Een zeer beperkte verwerking van bijzondere categorieën van persoonsgegevens en persoonsgegevens van strafrechtelijke aard is voor beide verwerkingen van persoonsgegevens, het verstrekken voor de tenuitvoerlegging van de derde rijbewijsrichtlijn, de richtlijn vakbekwaamheid bestuurders of richtlijn (EU) 2015/413 en het verstrekken voor controle op de naleving van de richtlijn vakbekwaamheid bestuurders, met name de daarin vervatte opleidingseisen, op heel specifieke punten noodzakelijk. Door alleen die noodzakelijke gegevens te verstrekken, is voldaan aan de vereiste proportionaliteit. De bescherming van persoonsgegevens wordt geëerbiedigd, ook door de Dienst Wegverkeer die bij de verstrekking passende en specifieke maatregelen treft ter bescherming van de grondrechten en de fundamentele belangen van de betrokkenen. Het verstrekken van de gegevens is daarmee in overeenstemming met de artikelen 9 (tweede lid, onderdeel g) en 10 van de AVG.

De verwerking van de bijzondere categorieën van persoonsgegevens betreft uitsluitend gegevens waaruit (mogelijk) ras of etnische afkomst blijkt. Om te controleren of een rijbewijs of kwalificatiekaart bestuurder geldig is en behoort bij de persoon die het document bij zich heeft, is een vermelding van geboorteplaats en -datum nodig. Die verwerking vindt dan plaats voor de identificatie van personen. Die verwerking is niet verboden gelet op artikel 9, tweede lid, onderdeel g, van de AVG en artikel 25, aanhef en onderdeel a, van de Uitvoeringswet AVG. De verwerking van die gegevens vindt plaats met het oog op de identificatie van de betrokkene, en slechts voor zover de verwerking voor dat doel onvermijdelijk is. Om de validiteit van een getoond rijbewijs te kunnen beoordelen, is het noodzakelijk uit het rijbewijzenregister de geboorteplaats te kunnen raadplegen en te kunnen vergelijken met de geboorteplaats die op het rijbewijs is vermeld.

De verwerking van persoonsgegevens van strafrechtelijke aard betreft het opgelegd hebben gekregen van een sanctie ten aanzien van de bevoegdheid tot het besturen van motorrijtuigen of de geldigheid van een rijbewijs vanwege het hebben begaan van een strafbaar feit.
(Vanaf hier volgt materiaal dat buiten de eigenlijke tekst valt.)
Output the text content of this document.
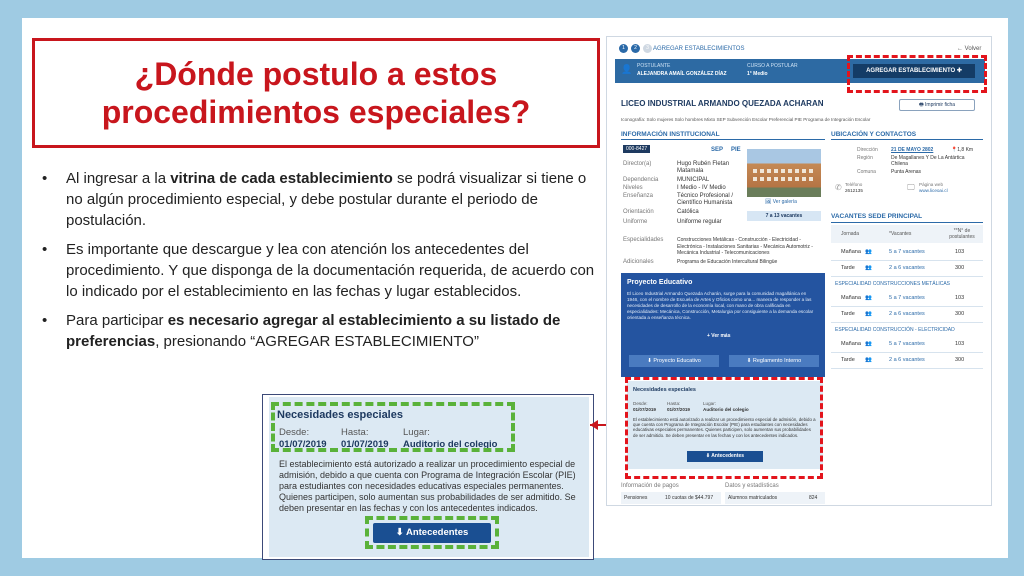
¿Dónde postulo a estos
procedimientos especiales?
• Al ingresar a la vitrina de cada establecimiento se podrá visualizar si tiene o no algún procedimiento especial, y debe postular durante el periodo de postulación.
• Es importante que descargue y lea con atención los antecedentes del procedimiento. Y que disponga de la documentación requerida, de acuerdo con lo indicado por el establecimiento en las fechas y lugar establecidos.
• Para participar es necesario agregar al establecimiento a su listado de preferencias, presionando “AGREGAR ESTABLECIMIENTO”
Necesidades especiales
Desde:	Hasta:	Lugar:
01/07/2019 01/07/2019 Auditorio del colegio
El establecimiento está autorizado a realizar un procedimiento especial de admisión, debido a que cuenta con Programa de Integración Escolar (PIE) para estudiantes con necesidades educativas especiales permanentes. Quienes participen, solo aumentan sus probabilidades de ser admitido. Se deben presentar en las fechas y con los antecedentes indicados.
⬇ Antecedentes
1	2	3 AGREGAR ESTABLECIMIENTOS	← Volver
👤 POSTULANTE
ALEJANDRA AMAÍL GONZÁLEZ DÍAZ
CURSO A POSTULAR
1° Medio	AGREGAR ESTABLECIMIENTO ✚
LICEO INDUSTRIAL ARMANDO QUEZADA ACHARAN	🖶 Imprimir ficha
Iconografía: Solo mujeres Solo hombres Mixto SEP Subvención Escolar Preferencial PIE Programa de Integración Escolar
INFORMACIÓN INSTITUCIONAL	UBICACIÓN Y CONTACTOS
000-8427	SEP PIE
Director(a)	Hugo Rubén Fletan Matamala
Dependencia	MUNICIPAL
Niveles	I Medio - IV Medio
Enseñanza	Técnico Profesional / Científico Humanista
Orientación	Católica
Uniforme	Uniforme regular
🖼 Ver galería
7 a 13 vacantes
Especialidades	Construcciones Metálicas - Construcción - Electricidad - Electrónica - Instalaciones Sanitarias - Mecánica Automotriz - Mecánica Industrial - Telecomunicaciones
Adicionales	Programa de Educación Intercultural Bilingüe
Proyecto Educativo
El Liceo Industrial Armando Quezada Acharán, surge para la comunidad magallánica en 1946, con el nombre de Escuela de Artes y Oficios como una... manera de responder a las necesidades de desarrollo de la economía local, con mano de obra calificada en especialidades: Mecánica, Construcción, Metalurgia por consiguiente a la demanda escolar orientada a enseñanza técnica.
+ Ver más
⬇ Proyecto Educativo	⬇ Reglamento Interno
Necesidades especiales
Desde:	Hasta:	Lugar:
01/07/2019 01/07/2019	Auditorio del colegio
El establecimiento está autorizado a realizar un procedimiento especial de admisión, debido a que cuenta con Programa de Integración Escolar (PIE) para estudiantes con necesidades educativas especiales permanentes. Quienes participen, solo aumentan sus probabilidades de ser admitido. Se deben presentar en las fechas y con los antecedentes indicados.
⬇ Antecedentes
Información de pagos	Datos y estadísticas
Pensiones	10 cuotas de $44.797	Alumnos matriculados	824
Dirección	21 DE MAYO 2802	📍1,8 Km
Región	De Magallanes Y De La Antártica Chilena
Comuna	Punta Arenas
✆ Teléfono
2612135	🖵 Página web
www.liceoai.cl
VACANTES SEDE PRINCIPAL
Jornada	*Vacantes	**N° de postulantes
Mañana 👥	5 a 7 vacantes	103
Tarde 👥	2 a 6 vacantes	300
ESPECIALIDAD CONSTRUCCIONES METÁLICAS
Mañana 👥	5 a 7 vacantes	103
Tarde 👥	2 a 6 vacantes	300
ESPECIALIDAD CONSTRUCCIÓN - ELECTRICIDAD
Mañana 👥	5 a 7 vacantes	103
Tarde 👥	2 a 6 vacantes	300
Daarbij gaat het er niet om welk strafbaar feit is gepleegd, enkel om de geldigheid van het rijbewijs. Het is noodzakelijk dat gegevens over de geldigheid van het rijbewijs bekend zijn bij de autoriteiten die verantwoordelijk zijn voor de tenuitvoerlegging van en de controle op de naleving van de derde rijbewijsrichtlijn en indirect de richtlijn vakbekwaamheid bestuurders. Immers, met dat gegeven kan worden vastgesteld of de betrokkene bevoegd is om te rijden met het rijbewijs dat hij toont. Verwerking van deze gegevens is in overeenstemming met artikel 10 van de AVG, omdat deze gegevens alleen worden verwerkt door overheidsautoriteiten en bovendien worden verwerkt met het oog op de tenuitvoerlegging van en controle op de genoemde richtlijnen, die ook voorschrijven dat daarop gecontroleerd moet worden.
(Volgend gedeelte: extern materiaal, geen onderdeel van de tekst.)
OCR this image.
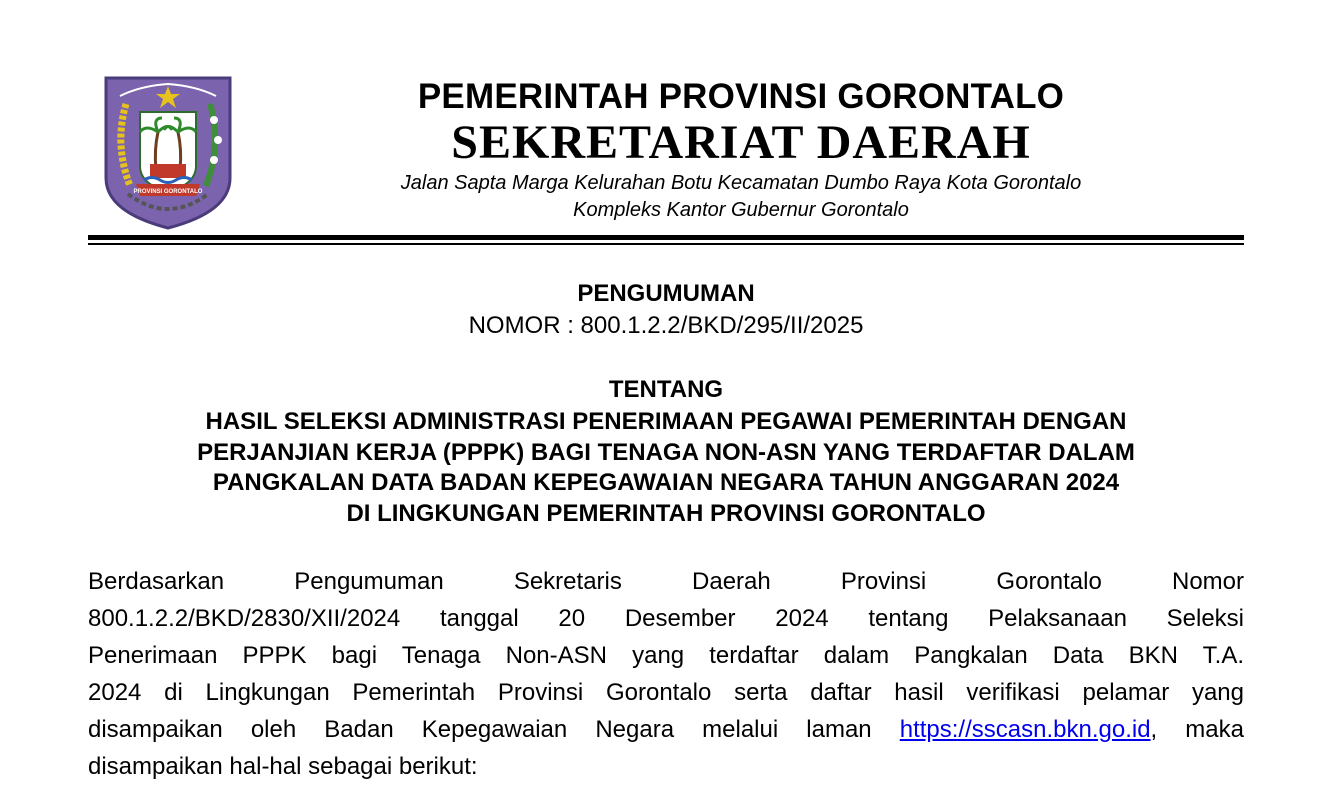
PROVINSI GORONTALO
PEMERINTAH PROVINSI GORONTALO
SEKRETARIAT DAERAH
Jalan Sapta Marga Kelurahan Botu Kecamatan Dumbo Raya Kota Gorontalo
Kompleks Kantor Gubernur Gorontalo
PENGUMUMAN
NOMOR : 800.1.2.2/BKD/295/II/2025
TENTANG
HASIL SELEKSI ADMINISTRASI PENERIMAAN PEGAWAI PEMERINTAH DENGAN
PERJANJIAN KERJA (PPPK) BAGI TENAGA NON-ASN YANG TERDAFTAR DALAM
PANGKALAN DATA BADAN KEPEGAWAIAN NEGARA TAHUN ANGGARAN 2024
DI LINGKUNGAN PEMERINTAH PROVINSI GORONTALO
Berdasarkan Pengumuman Sekretaris Daerah Provinsi Gorontalo Nomor
800.1.2.2/BKD/2830/XII/2024 tanggal 20 Desember 2024 tentang Pelaksanaan Seleksi
Penerimaan PPPK bagi Tenaga Non-ASN yang terdaftar dalam Pangkalan Data BKN T.A.
2024 di Lingkungan Pemerintah Provinsi Gorontalo serta daftar hasil verifikasi pelamar yang
disampaikan oleh Badan Kepegawaian Negara melalui laman https://sscasn.bkn.go.id, maka
disampaikan hal-hal sebagai berikut:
Gezien het voorgaande en de beschreven noodzaak en proportionaliteit is de beperkte verwerking van genoemde bijzondere categorieën van persoonsgegevens (geboorteplaats) en persoonsgegevens van strafrechtelijke aard (geldigheid rijbewijs) gerechtvaardigd op grond van de artikelen 9 en 10 van de AVG.

Het advies van de AP heeft enkel geleid tot verbeteringen en verduidelijkingen in het ontwerpbesluit, niet tot inhoudelijke wijzigingen. Daarom wordt het ontwerpbesluit niet opnieuw voor advies voorgelegd aan de Afdeling.

Tot slot is van de gelegenheid gebruikgemaakt enige wijzigingen van het Reglement rijbewijzen toe te voegen ter verbetering van de redactie daarvan en tevens enige redactionele verbeteringen in het ontwerpbesluit en de nota van toelichting aan te brengen. Bovendien is de inwerkingtreding bepaald.

Ik moge U hierbij het gewijzigde ontwerpbesluit en de gewijzigde nota van toelichting doen toekomen en U verzoeken overeenkomstig dit ontwerp te besluiten.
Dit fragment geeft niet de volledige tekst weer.